L'existence des forges de Scey est attestée à l'extrême fin du 15e siècle, puisque les salines de Salins (IA39000138) s'y approvisionnent en "sappeaulx de fer de fondue" en 1499. En 1528, l'usine métallurgique, dotée d'un haut fourneau, est vendue par Etienne Roland à Denis et Antoine d'Anvers, de la famille d'Emskerque, pour la somme de 1300 francs.

Ferdinand de Rye, archevêque de Besançon et propriétaire de la seigneurie de Montrond, fait venir en 1626 des ouvriers des Pays-Bas spécialisés dans la fabrication de fer-blanc. Sa fabrication est encore attestée en 1726. A cette époque, l'usine est louée par la comtesse de Poitiers à une association d'entrepreneurs parisiens, et modernisée. Le haut fourneau est arrêté vers 1732 par manque de minerai, seule la forge poursuit son activité. Acquise vers 1740 par M. Renouard de Sainte-Croix, l'usine est exploitée jusqu'au début du 19e siècle par son fils. La production de la forge passe de 150 milliers de fer en 1755 à 400-500 milliers en 1772 (dont un tiers pour la clouterie et un autre tiers en fer laminé) et 350 milliers en 1788.

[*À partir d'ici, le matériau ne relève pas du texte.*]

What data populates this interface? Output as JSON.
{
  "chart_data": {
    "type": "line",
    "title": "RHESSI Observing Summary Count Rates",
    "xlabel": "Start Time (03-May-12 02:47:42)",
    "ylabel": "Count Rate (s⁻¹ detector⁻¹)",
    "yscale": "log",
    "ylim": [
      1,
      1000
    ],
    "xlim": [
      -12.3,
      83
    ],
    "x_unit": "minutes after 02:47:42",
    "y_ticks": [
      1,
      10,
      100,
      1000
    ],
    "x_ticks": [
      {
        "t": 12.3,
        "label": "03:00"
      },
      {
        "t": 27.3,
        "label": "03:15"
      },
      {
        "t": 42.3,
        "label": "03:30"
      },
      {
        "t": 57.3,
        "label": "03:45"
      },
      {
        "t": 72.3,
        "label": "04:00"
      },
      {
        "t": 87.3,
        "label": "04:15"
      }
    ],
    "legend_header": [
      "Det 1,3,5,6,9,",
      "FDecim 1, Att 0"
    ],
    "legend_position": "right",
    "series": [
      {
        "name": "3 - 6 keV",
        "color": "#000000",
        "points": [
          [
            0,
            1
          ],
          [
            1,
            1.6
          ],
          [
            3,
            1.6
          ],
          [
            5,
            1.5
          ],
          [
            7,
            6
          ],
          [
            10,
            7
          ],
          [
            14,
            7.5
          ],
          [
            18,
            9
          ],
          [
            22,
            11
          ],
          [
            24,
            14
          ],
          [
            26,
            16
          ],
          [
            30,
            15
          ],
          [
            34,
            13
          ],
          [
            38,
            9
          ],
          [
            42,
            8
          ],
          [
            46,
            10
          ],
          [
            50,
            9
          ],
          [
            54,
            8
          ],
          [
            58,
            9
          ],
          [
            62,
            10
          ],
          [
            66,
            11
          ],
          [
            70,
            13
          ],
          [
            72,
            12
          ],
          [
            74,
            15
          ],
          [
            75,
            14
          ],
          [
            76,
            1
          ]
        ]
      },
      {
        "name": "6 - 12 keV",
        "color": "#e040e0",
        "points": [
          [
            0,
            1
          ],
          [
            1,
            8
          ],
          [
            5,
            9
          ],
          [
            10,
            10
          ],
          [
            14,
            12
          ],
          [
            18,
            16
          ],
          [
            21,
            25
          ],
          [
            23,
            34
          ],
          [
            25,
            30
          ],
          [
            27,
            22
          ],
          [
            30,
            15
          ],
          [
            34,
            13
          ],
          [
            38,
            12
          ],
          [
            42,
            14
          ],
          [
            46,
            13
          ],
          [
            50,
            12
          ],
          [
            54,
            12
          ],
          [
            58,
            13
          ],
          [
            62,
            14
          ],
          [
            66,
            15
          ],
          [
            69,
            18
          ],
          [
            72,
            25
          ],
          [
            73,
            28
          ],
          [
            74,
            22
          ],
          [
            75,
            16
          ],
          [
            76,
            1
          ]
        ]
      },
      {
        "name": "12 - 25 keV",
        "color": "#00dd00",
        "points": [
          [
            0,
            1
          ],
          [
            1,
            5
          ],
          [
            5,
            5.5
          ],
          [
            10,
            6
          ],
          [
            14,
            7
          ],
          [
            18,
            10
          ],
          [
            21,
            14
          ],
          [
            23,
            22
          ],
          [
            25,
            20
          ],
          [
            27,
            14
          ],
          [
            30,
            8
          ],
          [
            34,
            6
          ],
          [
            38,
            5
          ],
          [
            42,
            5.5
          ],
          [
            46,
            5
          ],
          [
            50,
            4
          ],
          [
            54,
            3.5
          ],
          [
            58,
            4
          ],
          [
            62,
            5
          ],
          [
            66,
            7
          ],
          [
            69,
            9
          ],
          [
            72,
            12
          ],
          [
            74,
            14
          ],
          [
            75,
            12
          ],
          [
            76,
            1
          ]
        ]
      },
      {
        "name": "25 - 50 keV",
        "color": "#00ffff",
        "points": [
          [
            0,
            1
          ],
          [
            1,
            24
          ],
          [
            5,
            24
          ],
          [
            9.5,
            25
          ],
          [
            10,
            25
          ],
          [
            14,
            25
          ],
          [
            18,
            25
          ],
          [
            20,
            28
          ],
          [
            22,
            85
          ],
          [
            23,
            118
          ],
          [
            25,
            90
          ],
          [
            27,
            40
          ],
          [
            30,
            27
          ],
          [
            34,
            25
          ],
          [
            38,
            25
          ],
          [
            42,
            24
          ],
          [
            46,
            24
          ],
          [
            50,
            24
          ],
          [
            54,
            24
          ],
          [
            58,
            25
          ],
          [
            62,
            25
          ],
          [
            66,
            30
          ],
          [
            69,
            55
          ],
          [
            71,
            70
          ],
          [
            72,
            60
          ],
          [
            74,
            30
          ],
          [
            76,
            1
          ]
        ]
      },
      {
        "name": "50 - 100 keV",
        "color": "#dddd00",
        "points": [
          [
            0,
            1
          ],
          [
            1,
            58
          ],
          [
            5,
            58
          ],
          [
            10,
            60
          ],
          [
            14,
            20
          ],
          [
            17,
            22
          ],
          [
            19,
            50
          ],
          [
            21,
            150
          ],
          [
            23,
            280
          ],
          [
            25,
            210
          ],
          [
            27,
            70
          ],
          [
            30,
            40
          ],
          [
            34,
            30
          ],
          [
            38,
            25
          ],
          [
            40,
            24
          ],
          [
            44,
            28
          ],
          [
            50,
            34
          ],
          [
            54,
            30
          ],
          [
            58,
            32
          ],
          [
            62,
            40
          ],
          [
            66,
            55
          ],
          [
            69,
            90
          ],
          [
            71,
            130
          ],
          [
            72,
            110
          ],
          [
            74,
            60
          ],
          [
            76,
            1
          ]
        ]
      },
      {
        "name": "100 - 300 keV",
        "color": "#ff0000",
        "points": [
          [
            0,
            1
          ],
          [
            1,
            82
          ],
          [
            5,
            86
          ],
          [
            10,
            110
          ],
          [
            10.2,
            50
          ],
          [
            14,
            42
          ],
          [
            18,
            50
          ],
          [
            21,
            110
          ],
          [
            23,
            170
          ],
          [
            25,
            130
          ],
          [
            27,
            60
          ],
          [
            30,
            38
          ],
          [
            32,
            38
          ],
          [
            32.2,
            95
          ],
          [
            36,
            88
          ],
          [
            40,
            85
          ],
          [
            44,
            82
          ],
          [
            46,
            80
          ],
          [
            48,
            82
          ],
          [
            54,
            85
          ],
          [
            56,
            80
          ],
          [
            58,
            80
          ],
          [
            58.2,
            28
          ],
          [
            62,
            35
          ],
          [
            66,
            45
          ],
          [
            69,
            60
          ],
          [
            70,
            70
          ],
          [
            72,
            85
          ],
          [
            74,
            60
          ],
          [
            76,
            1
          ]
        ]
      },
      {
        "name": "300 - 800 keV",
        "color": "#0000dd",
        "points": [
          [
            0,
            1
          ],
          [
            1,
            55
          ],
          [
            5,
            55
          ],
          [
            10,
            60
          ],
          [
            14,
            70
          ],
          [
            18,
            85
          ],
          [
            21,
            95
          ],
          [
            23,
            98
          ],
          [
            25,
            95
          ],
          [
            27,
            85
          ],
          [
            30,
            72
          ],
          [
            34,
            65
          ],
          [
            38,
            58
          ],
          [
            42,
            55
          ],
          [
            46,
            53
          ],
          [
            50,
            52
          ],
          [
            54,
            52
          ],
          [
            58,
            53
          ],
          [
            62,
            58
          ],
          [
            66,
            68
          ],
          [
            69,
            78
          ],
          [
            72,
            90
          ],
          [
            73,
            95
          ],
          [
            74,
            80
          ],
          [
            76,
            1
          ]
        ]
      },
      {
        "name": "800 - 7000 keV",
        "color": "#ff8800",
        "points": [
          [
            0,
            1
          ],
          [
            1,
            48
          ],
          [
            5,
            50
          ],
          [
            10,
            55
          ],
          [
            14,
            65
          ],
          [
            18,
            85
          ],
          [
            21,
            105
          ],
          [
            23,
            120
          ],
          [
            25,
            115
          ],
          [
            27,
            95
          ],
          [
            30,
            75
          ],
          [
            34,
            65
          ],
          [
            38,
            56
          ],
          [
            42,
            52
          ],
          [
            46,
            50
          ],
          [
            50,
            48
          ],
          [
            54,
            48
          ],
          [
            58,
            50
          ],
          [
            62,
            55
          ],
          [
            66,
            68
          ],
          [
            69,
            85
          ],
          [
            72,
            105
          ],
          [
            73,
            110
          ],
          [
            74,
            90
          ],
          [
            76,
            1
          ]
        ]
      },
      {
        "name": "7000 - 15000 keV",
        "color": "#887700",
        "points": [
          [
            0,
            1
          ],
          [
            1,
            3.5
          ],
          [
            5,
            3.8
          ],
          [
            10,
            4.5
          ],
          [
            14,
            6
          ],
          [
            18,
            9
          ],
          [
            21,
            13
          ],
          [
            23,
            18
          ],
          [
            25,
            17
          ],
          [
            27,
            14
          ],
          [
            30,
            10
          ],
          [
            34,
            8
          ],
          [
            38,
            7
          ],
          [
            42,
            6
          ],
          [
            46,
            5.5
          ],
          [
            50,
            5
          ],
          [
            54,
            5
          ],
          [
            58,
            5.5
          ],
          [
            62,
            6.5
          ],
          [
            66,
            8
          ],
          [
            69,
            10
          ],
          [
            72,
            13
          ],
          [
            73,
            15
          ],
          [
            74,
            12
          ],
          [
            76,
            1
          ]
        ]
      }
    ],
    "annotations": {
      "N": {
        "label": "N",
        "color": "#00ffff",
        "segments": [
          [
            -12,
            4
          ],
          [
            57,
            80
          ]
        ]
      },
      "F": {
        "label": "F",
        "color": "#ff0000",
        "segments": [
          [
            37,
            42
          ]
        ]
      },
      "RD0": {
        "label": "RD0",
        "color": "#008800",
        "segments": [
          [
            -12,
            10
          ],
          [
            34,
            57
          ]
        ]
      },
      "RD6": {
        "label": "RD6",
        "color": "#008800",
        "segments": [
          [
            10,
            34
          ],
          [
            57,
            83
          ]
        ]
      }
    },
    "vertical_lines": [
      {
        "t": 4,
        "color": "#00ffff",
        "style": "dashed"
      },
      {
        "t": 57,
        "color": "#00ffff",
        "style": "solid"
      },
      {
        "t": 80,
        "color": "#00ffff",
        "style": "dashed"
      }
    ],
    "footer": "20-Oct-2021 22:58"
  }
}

En 1811, l'usine compte deux feux de forge, une fenderie, une scierie et un moulin. Elle produit annuellement 60 tonnes de "fer en barres et en cercles". Vers 1820, les frères Mercier, associés à M. Mouret, de Bartherans, acquièrent et agrandissent l'usine métallurgique. Ils implantent une tréfilerie autorisée par ordonnance royale du 27 octobre 1824. Elle se compose de 18 bobines, mises en jeu par trois roues hydrauliques établies sur le bief du moulin. L'établissement reçoit ses gueuses de fonte des hauts fourneaux de Haute-Saône. Il produit annuellement 250 tonnes de métal de ses feux d'affinerie, un tiers est laminé pour en faire du fer-blanc et des cercles de futailles, un autre tiers est converti en verges crénelées prêtes à être filées, le reste étant vendu directement en barres. En 1826, l'usine emploie 54 ouvriers et produit annuellement 300 tonnes de fer en barres, dont 60 tonnes sont convertis en verges et en "fer martinet", et le reste transformé en fil de fer "de tous numéros". Un état de 1832 précise la consistance de l'usine : une tréfilerie de 20 mouvements, deux martinets, une maréchalerie, un cylindre, une fabrique de clous et une chaînerie. L'effectif est alors d'une trentaine d'ouvriers. La production décline dans la décennie 1830, seuls un feu de forge, un martinet et six mouvements de tréfilerie sont en service. A cette époque, Mouret, de Bartherans et M. Velloreille, propriétaire des forges voisines de Chenecey (IA25001595), en sont propriétaires. L'établissement produit 160 t de fil de fer et emploie 34 ouvriers en 1840. La tréfilerie et le feu de forge sont arrêtés vers 1855.

En 1856, Claude Narcisse Bourgeois est donné comme propriétaire d'une "maison et moulin", consistant en un moulin à 4 paires de meules, une huilerie et une ribe à chanvre. La matrice cadastrale mentionne une "modification par suite de démolition", correspondant à la suppression des ateliers situés sur la rive droite du bief (forge, tréfilerie, maison de maître). Le logement ouvrier édifié au nord du site est détruit à ce moment-là. En 1860, le moulin se compose de huit paires de meules, d'une scie verticale, d'un battoir à blé et d'une ribe à chanvre. Le site est acquis par François Latrive vers 1878, lequel construit un atelier en 1880 (à l'emplacement du martinet) et démolit quelques bâtiments en 1883, toujours sur la rive droite du bief. L'établissement est vendu vers 1891 à Conrad Mantel, "industriel à Scey-en-Varais, puis peu après à Xavier Catelain. Le bâtiment du moulin est touché par un incendie, vraisemblablement en 1893.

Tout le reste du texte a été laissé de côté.